HIDA has informally tracked health systems’ supply chain models since 2016. Overall, it found that while some integrated delivery networks (IDNs) have added warehouses or consolidated service centers to centralize their inventory, true self-distribution models are still fairly rare.

Reliance on third-party distribution has remained strong despite concerns a few years ago that pandemic-driven shortages would lead more providers to build their own distribution operations and act as their own “middlemen.”

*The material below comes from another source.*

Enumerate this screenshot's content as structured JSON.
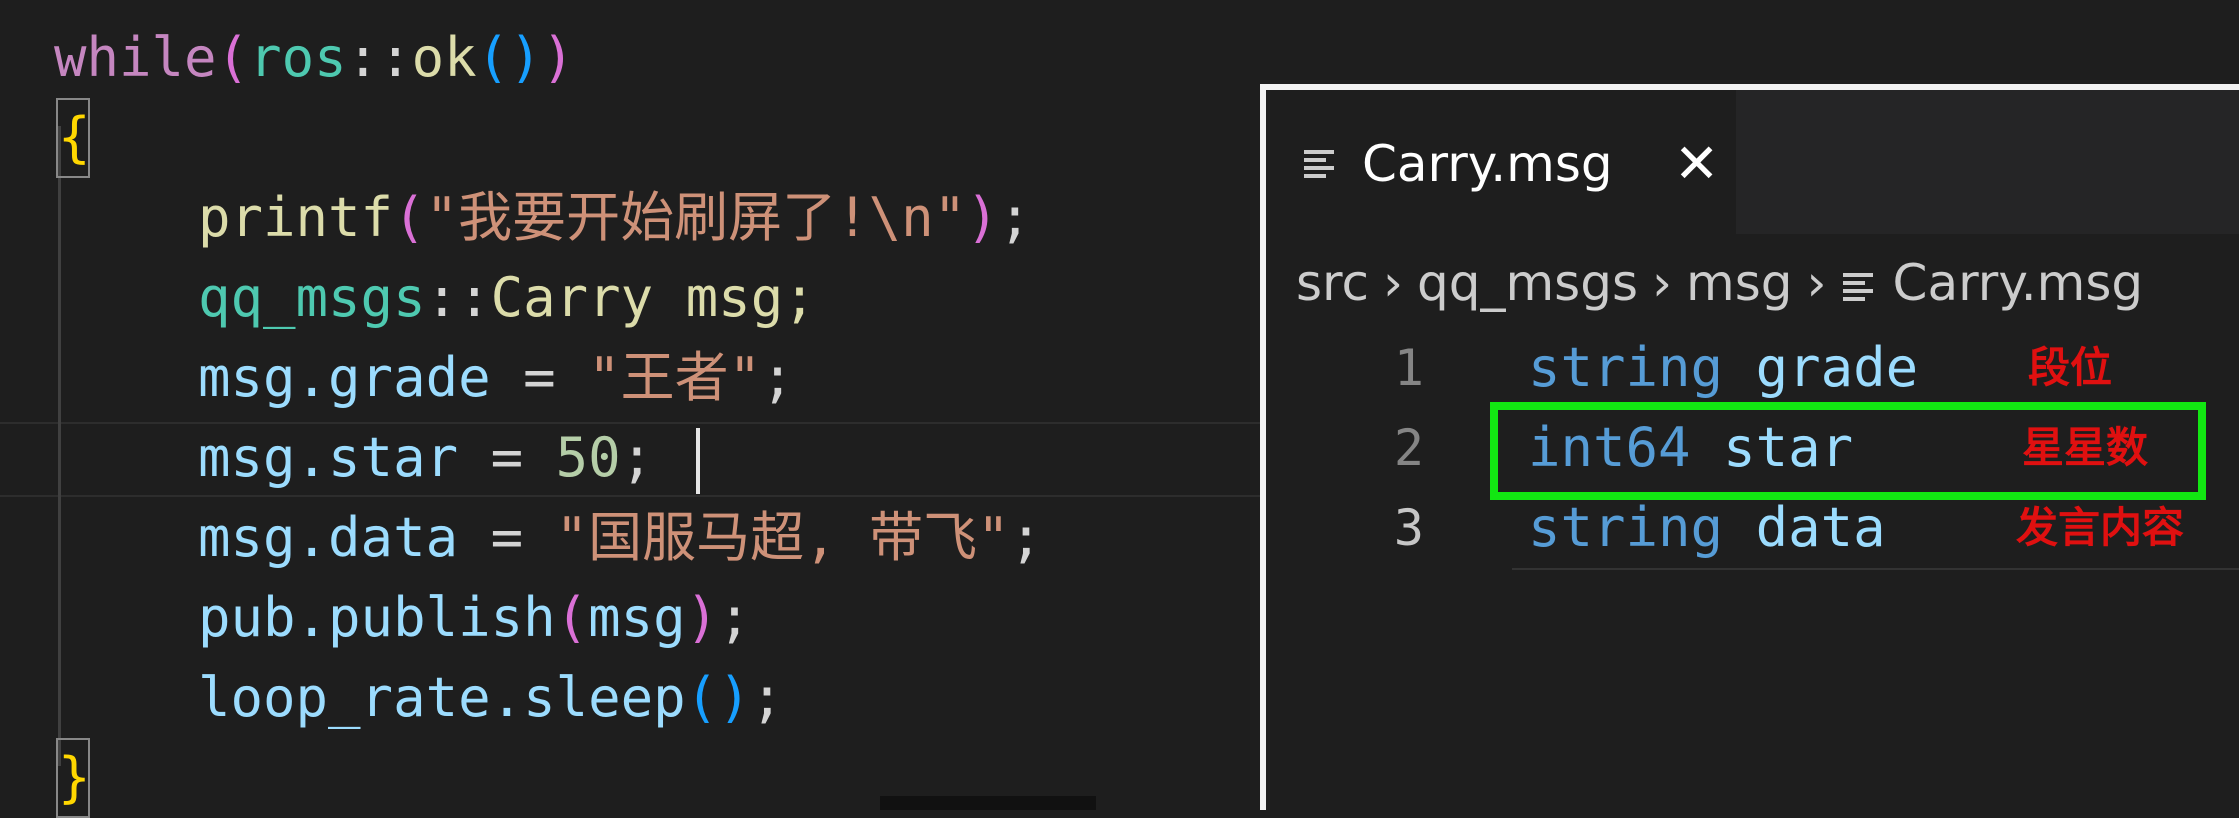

A self-distribution model requires the IDN to have a warehouse or consolidated service center; however, simply having a warehouse doesn’t make the system a true self-distributor. For its analysis, HIDA considered how the organization’s leadership described their model and what tasks and what inventory are managed in-house vs through an external partner.

HIDA identified 17 health systems comprising about 470 hospitals as self-distributors. Another 28-30 systems were counted as having hybrid models combining a mix of internal and external components.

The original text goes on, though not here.